In motherhood, many women experience feelings of great intensity, a strong and passionate bond with their child, and a sense of personal transformation. For these women the experiences of pregnancy, birth, breastfeeding and embodied care are felt as central to the construction of their sense of self as a mother. By and large, however, feminist theory and scholarship has placed more emphasis on the social and discursive structuring of maternal experiences, and given limited attention to the effects of these embodied experiences on subjectivity. Within this literature, the material maternal body has a minimal presence.
In Thinking Through Motherhood, Linda Burnett revisits the significance of women's embodied experiences of motherhood and suggests that the understanding of maternal subjectivities is enhanced by these biological perspectives, whose salience has too often been underplayed or dismissed. In investigating how maternal subjectivities are constructed in the embodied mother-child relationship, and its myriad of invisible connections and countless tiny encounters every day, Burnett's approach sees the biological, psychological, social and relational as mutually constitutive.

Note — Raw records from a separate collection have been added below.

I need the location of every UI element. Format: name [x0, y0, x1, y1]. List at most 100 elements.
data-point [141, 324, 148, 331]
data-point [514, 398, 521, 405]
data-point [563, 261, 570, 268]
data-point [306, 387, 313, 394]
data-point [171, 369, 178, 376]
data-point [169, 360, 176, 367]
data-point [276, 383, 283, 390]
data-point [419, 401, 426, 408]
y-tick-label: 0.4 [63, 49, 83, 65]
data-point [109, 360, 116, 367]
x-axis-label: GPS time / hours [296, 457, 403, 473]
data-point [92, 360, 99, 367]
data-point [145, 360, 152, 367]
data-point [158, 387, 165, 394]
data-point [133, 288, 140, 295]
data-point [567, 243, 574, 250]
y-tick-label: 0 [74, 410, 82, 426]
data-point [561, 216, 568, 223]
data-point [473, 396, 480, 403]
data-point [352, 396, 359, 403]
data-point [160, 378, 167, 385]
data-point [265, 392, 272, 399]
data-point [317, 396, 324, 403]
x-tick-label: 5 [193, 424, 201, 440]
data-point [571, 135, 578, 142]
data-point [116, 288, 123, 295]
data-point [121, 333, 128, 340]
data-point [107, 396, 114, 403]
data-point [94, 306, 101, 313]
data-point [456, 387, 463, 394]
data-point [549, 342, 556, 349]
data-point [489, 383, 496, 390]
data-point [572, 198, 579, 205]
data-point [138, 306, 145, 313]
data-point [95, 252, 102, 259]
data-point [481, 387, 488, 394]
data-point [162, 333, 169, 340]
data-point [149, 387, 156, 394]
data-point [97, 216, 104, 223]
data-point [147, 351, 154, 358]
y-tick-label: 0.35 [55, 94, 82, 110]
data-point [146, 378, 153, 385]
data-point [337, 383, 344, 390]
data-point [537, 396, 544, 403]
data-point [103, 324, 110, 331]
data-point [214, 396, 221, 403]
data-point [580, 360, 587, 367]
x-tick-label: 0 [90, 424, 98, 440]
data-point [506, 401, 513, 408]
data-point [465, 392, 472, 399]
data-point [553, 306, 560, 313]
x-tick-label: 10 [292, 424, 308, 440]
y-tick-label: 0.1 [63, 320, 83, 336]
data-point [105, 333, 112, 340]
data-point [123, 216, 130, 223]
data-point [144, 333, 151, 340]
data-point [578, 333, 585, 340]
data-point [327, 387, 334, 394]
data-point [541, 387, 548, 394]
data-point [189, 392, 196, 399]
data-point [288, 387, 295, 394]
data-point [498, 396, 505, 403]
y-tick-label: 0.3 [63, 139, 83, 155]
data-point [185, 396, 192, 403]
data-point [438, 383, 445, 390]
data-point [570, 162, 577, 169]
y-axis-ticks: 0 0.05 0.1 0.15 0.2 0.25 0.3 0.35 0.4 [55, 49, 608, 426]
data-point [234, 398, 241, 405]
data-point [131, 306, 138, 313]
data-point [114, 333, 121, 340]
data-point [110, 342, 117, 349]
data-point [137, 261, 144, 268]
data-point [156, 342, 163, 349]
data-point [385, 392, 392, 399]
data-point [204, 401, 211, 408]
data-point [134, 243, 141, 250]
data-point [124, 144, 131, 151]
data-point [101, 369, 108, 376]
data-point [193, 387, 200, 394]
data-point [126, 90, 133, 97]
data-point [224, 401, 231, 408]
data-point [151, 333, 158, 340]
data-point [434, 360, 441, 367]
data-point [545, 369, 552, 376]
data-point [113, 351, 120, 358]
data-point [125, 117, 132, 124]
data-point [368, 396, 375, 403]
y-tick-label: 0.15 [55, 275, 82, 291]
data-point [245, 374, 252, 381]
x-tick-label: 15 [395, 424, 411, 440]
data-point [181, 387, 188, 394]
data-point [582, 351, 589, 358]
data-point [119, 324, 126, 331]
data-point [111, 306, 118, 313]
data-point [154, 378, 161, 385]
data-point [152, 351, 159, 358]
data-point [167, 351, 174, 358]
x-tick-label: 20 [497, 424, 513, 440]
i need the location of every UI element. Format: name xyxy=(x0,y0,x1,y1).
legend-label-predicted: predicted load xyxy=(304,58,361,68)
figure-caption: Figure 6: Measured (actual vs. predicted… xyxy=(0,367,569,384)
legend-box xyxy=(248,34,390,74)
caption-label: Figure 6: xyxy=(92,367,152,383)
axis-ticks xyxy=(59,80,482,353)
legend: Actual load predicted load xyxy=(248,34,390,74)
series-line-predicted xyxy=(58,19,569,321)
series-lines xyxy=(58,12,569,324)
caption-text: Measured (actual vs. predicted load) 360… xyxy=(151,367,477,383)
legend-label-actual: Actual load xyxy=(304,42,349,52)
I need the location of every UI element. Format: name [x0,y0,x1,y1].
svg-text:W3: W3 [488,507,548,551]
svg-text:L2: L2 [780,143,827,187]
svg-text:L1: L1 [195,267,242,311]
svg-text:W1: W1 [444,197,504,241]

Her interdisciplinary study draws on the neurosciences, infant research, and psychoanalysis, as well as women's subjective accounts, provided in unstructured interviews. This allows a complex picture of maternal subjectivities to emerge, one congruent with the intense and powerful emotions and experiences described by many women. The inclusion of biological perspectives illuminates questions usually disregarded and has the potential to reframe feminist and other critical analyses of maternal subjectivities.
Thinking Through Motherhood will be important reading for students and researchers working in motherhood, women and gender studies, psychology, psychoanalysis, feminist studies, and sociology. It will also be extremely useful for professional psychotherapists, counsellors, psychologists and psychiatrists, particularly those working with mothers and families.